Different types of fetal cells are present (erythroblasts, lymphocytes, stem cells) in maternal circulation during pregnancy, thus providing a promising approach for noninvasive prenatal diagnosis of genetic abnormalities [7–10]. Many strategies have been designed to improve the recovery, purity, and yield of these fetal cells from maternal blood, but the success rate varies considerably [11–18]. The major limitations to most of these techniques are the few fetal cells which can be sorted from maternal blood samples [19–22] and the lack of a specific fetal cell marker [23–25]. Furthermore, the hypothesized persistance of fetal cells such as lymphocytes and CD34⁺/CD38⁺ cells in maternal blood for many years after delivery [26] has to date limited the application of these techniques as results in later pregnancies could be misleading. Indeed, fetal cells (such as lymphocytes and CD34⁺/CD38⁺ hematopoietic stem cells) have been claimed to persist in maternal blood after delivery [26] thus providing misleading results in later pregnancies.

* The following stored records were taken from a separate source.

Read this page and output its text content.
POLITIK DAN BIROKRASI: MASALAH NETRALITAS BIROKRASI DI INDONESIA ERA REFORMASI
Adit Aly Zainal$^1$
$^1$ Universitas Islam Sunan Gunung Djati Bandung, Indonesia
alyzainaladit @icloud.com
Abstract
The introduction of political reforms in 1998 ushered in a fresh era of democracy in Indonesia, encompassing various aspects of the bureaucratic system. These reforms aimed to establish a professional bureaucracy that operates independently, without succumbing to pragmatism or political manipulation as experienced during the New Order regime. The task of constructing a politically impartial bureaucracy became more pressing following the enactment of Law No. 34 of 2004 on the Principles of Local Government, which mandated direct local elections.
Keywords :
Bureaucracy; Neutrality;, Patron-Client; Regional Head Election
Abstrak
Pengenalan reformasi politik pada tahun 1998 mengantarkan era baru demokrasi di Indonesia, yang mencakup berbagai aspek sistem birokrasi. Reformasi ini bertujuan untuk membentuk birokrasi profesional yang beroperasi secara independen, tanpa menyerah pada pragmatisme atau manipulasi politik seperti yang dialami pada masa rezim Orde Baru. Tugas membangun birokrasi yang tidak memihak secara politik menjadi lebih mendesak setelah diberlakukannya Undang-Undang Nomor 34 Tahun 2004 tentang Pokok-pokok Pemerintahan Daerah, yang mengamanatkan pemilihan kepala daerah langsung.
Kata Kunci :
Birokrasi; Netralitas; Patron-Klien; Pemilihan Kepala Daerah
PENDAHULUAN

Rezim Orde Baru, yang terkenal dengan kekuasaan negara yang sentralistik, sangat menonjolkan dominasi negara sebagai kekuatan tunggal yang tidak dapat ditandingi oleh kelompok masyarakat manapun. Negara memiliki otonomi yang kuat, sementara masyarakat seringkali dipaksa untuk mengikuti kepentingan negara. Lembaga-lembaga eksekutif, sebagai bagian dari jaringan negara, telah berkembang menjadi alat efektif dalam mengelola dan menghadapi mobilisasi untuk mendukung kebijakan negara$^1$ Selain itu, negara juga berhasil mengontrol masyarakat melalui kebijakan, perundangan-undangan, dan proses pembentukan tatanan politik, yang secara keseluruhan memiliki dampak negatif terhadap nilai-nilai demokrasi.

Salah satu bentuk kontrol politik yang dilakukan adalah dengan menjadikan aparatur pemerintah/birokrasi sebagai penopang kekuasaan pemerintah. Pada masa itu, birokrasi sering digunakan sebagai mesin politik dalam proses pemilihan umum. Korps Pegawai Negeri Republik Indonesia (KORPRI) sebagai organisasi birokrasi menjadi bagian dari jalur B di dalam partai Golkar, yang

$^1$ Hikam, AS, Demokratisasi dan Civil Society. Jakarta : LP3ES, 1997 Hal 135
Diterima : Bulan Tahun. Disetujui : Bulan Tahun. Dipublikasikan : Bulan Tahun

To overcome the scarcity of fetal cells in maternal blood, an alternative strategy might be to culture and amplify those fetal cells which proliferate "in vitro." Recent reports have demonstrated maternal and fetal cells, such as erythroid precursors and CD34⁺ hematopoietic stem cells in maternal blood, are clonogenic [27–31].

Several studies have tried to expand "in vitro" fetal erythroblasts and fetal stem cells, isolated from maternal blood [27–31]. Results with erythroblasts, which proliferate to a limited extent, have been disappointing because there is no clear consensus about the degree of amplification of fetal erythroblasts, and because Chen et al. [32] recently reported that culturing fetal/maternal erythroblasts from maternal blood mainly produced erythroid colonies of maternal erythroid progenitor origin. Fetal blood CD34⁺ stem cells, which produce more colony-forming cells [27–30, 33], may theoretically be enough to diagnose genetic abnormalities. After purifying hematopoietic progenitors from umbilical cord blood, studies on proliferation showed the highest proliferative potential of fetal hematopoietic stem cells (hundreds to thousands of progeny). Therefore, stem cells seem to be the best cell type to amplify in cultures.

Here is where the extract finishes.